In Yamagata city, you often have to look no further than the garden next door to find a blossoming cherry tree, but for a more well-known display, you can make an outing to see the gorgeous cherry trees in Kajo Park, or stroll along the 2.3 kilometers of cherry trees lining the Mamigasaki River. In my Hirashimizu neighborhood, I also have the option of walking up to Heisenji Temple to pay homage to its two splendid weeping cherry trees, one of which is said to be over 400 years old. It is gnarled, thickened and broken – but when it bursts into graceful bloom, it is ethereal and magnificent.
My personal preference, however, is to search for special, hidden-away spots, so when cherry blossom season arrives, I head to Chitoseyama Park – a little-frequented park that is basically right in my own backyard.

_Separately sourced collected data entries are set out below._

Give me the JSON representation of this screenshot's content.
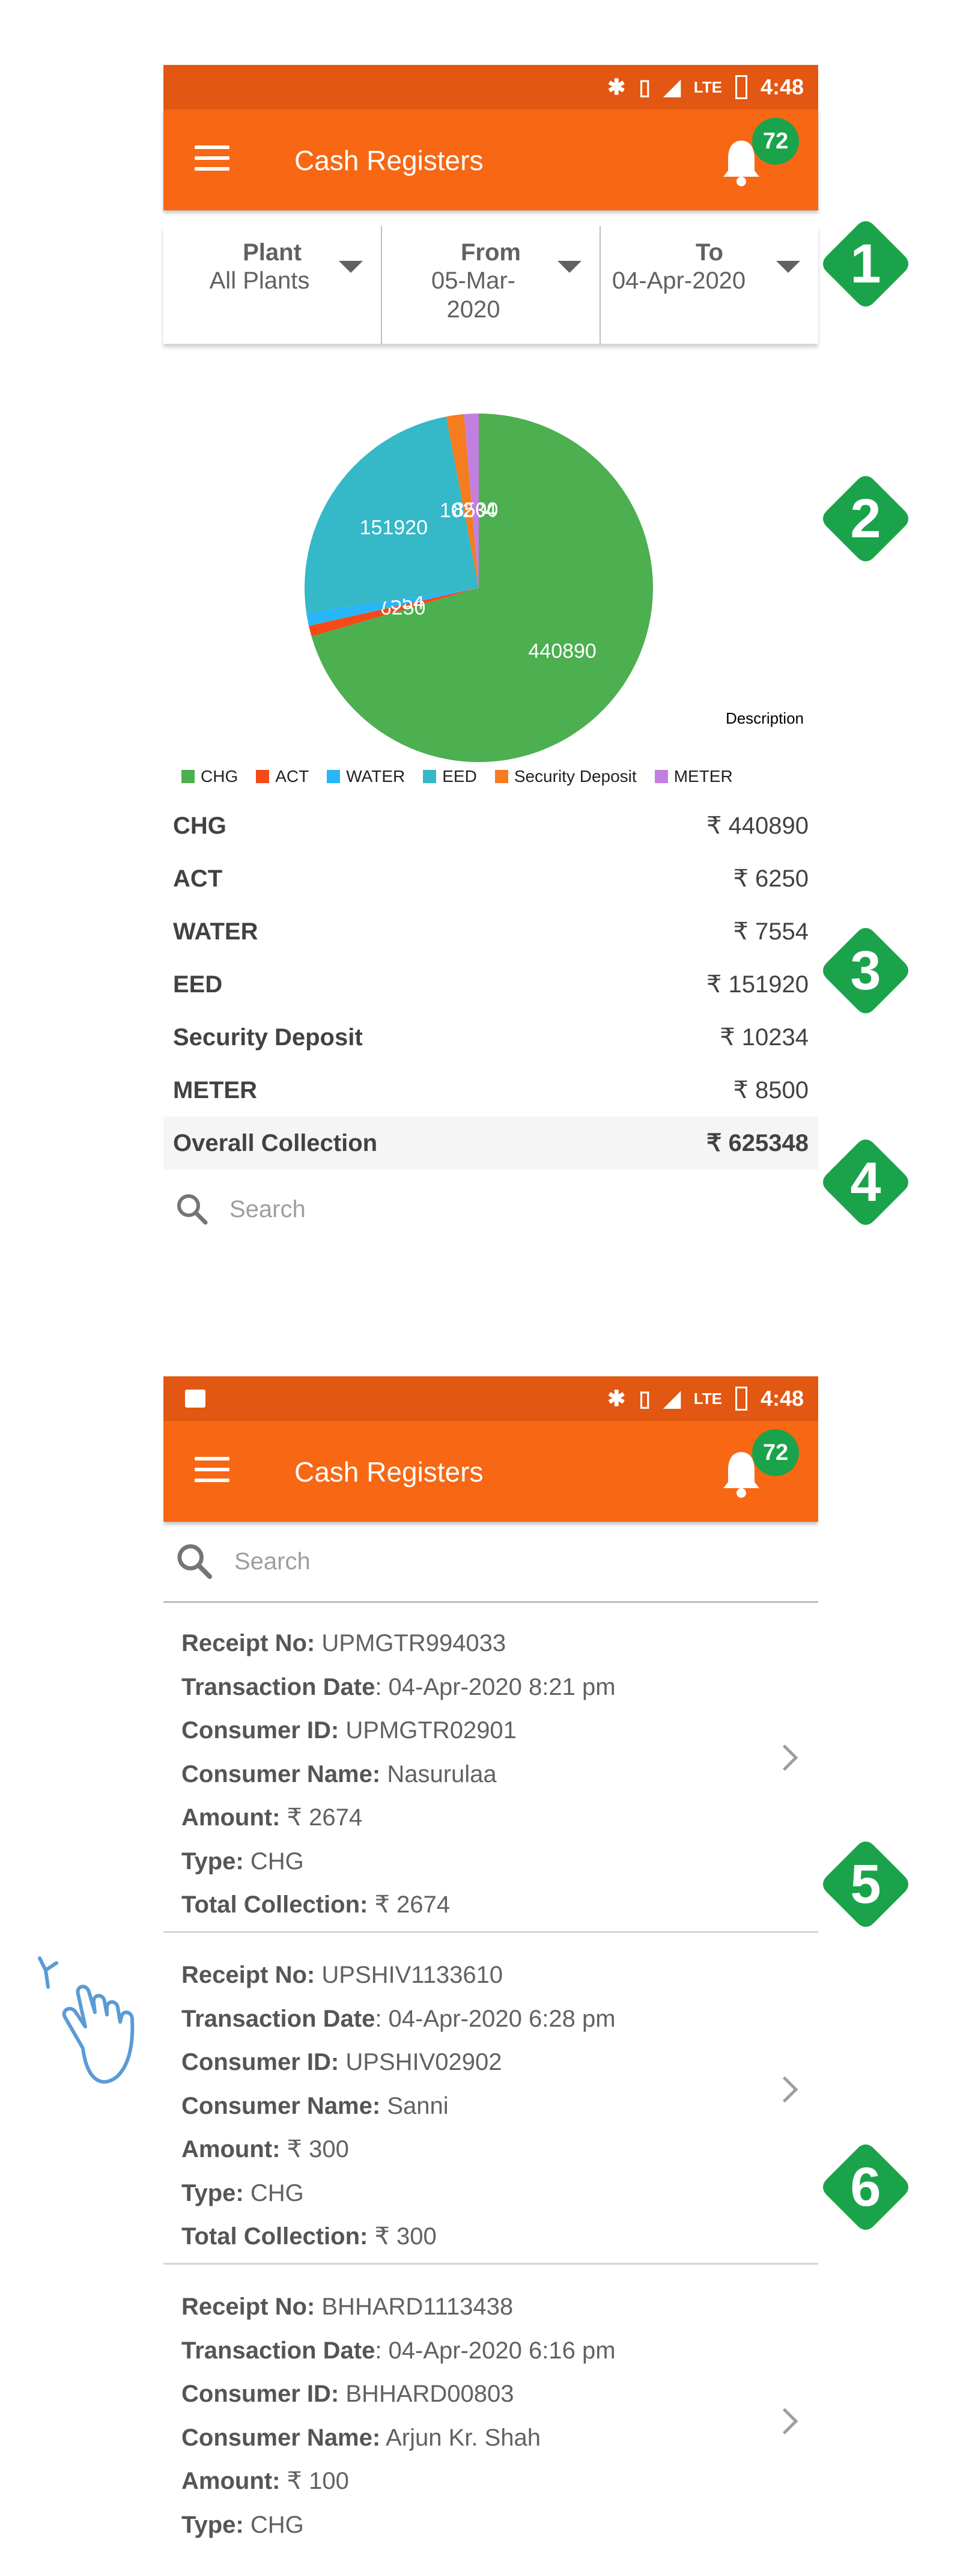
{
  "status_bar": {
    "time": "4:48",
    "network": "LTE"
  },
  "app": {
    "title": "Cash Registers",
    "notification_count": "72"
  },
  "filters": [
    {
      "label": "Plant",
      "value": "All Plants"
    },
    {
      "label": "From",
      "value": "05-Mar-2020"
    },
    {
      "label": "To",
      "value": "04-Apr-2020"
    }
  ],
  "chart_data": {
    "type": "pie",
    "description_label": "Description",
    "slices": [
      {
        "name": "CHG",
        "value": 440890,
        "label": "440890",
        "color": "#4caf50"
      },
      {
        "name": "ACT",
        "value": 6250,
        "label": "6250",
        "color": "#f44a16"
      },
      {
        "name": "WATER",
        "value": 7554,
        "label": "7554",
        "color": "#29b6f6"
      },
      {
        "name": "EED",
        "value": 151920,
        "label": "151920",
        "color": "#35b8c7"
      },
      {
        "name": "Security Deposit",
        "value": 10234,
        "label": "10234",
        "color": "#f57c1f"
      },
      {
        "name": "METER",
        "value": 8500,
        "label": "8500",
        "color": "#c27fe0"
      }
    ]
  },
  "summary": {
    "rows": [
      {
        "name": "CHG",
        "amount": "₹ 440890"
      },
      {
        "name": "ACT",
        "amount": "₹ 6250"
      },
      {
        "name": "WATER",
        "amount": "₹ 7554"
      },
      {
        "name": "EED",
        "amount": "₹ 151920"
      },
      {
        "name": "Security Deposit",
        "amount": "₹ 10234"
      },
      {
        "name": "METER",
        "amount": "₹ 8500"
      }
    ],
    "total_label": "Overall Collection",
    "total_amount": "₹ 625348"
  },
  "search": {
    "placeholder": "Search"
  },
  "receipt_labels": {
    "receipt_no": "Receipt No:",
    "date": "Transaction Date",
    "consumer_id": "Consumer ID:",
    "consumer_name": "Consumer Name:",
    "amount": "Amount:",
    "type": "Type:",
    "total": "Total Collection:"
  },
  "receipts": [
    {
      "receipt_no": "UPMGTR994033",
      "date": ": 04-Apr-2020 8:21 pm",
      "consumer_id": "UPMGTR02901",
      "consumer_name": "Nasurulaa",
      "amount": "₹ 2674",
      "type": "CHG",
      "total": "₹ 2674"
    },
    {
      "receipt_no": "UPSHIV1133610",
      "date": ": 04-Apr-2020 6:28 pm",
      "consumer_id": "UPSHIV02902",
      "consumer_name": "Sanni",
      "amount": "₹ 300",
      "type": "CHG",
      "total": "₹ 300"
    },
    {
      "receipt_no": "BHHARD1113438",
      "date": ": 04-Apr-2020 6:16 pm",
      "consumer_id": "BHHARD00803",
      "consumer_name": "Arjun Kr. Shah",
      "amount": "₹ 100",
      "type": "CHG",
      "total": ""
    }
  ],
  "markers": [
    "1",
    "2",
    "3",
    "4",
    "5",
    "6"
  ],
  "colors": {
    "statusbar": "#e25712",
    "appbar": "#f76714",
    "badge": "#1aa34a",
    "marker": "#1aa34a"
  }
}
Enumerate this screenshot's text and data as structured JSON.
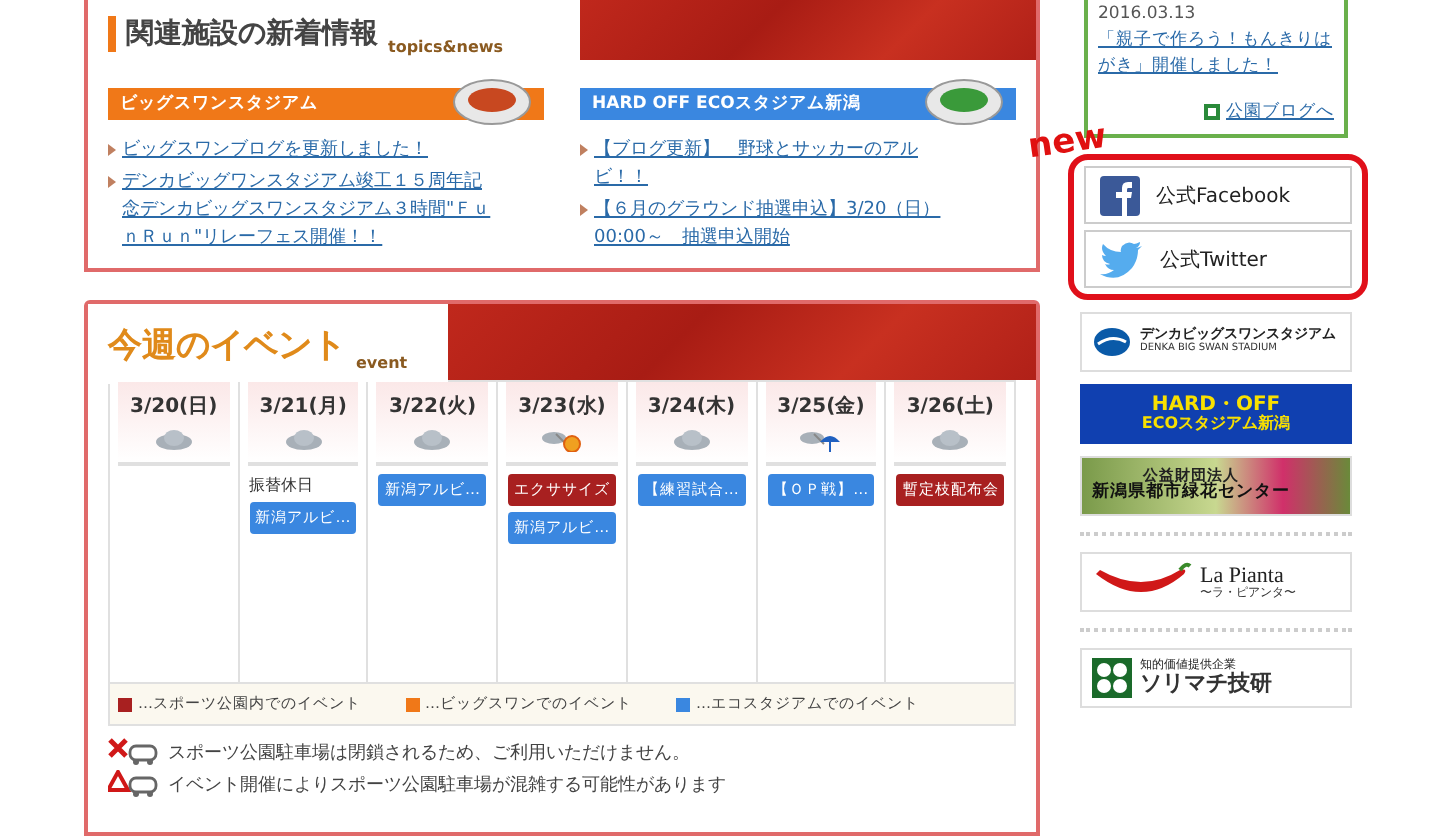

Chitoseyama, or Mt. Chitose, is one of the most-recognized natural landmarks in Yamagata city, a small but beloved local mountain which is an ideal destination if you’re in the mood for an easy hike.
However, surprisingly few people seem to know of the existence of Chitoseyama Park, which is quietly located along a steeply sloping road on the mountain’s west side.
There is nothing fancy about this quiet little park, and its playground equipment has definitely seen better days, but it has an old-fashioned charm that makes it a lovely place to spend a peaceful hour or two.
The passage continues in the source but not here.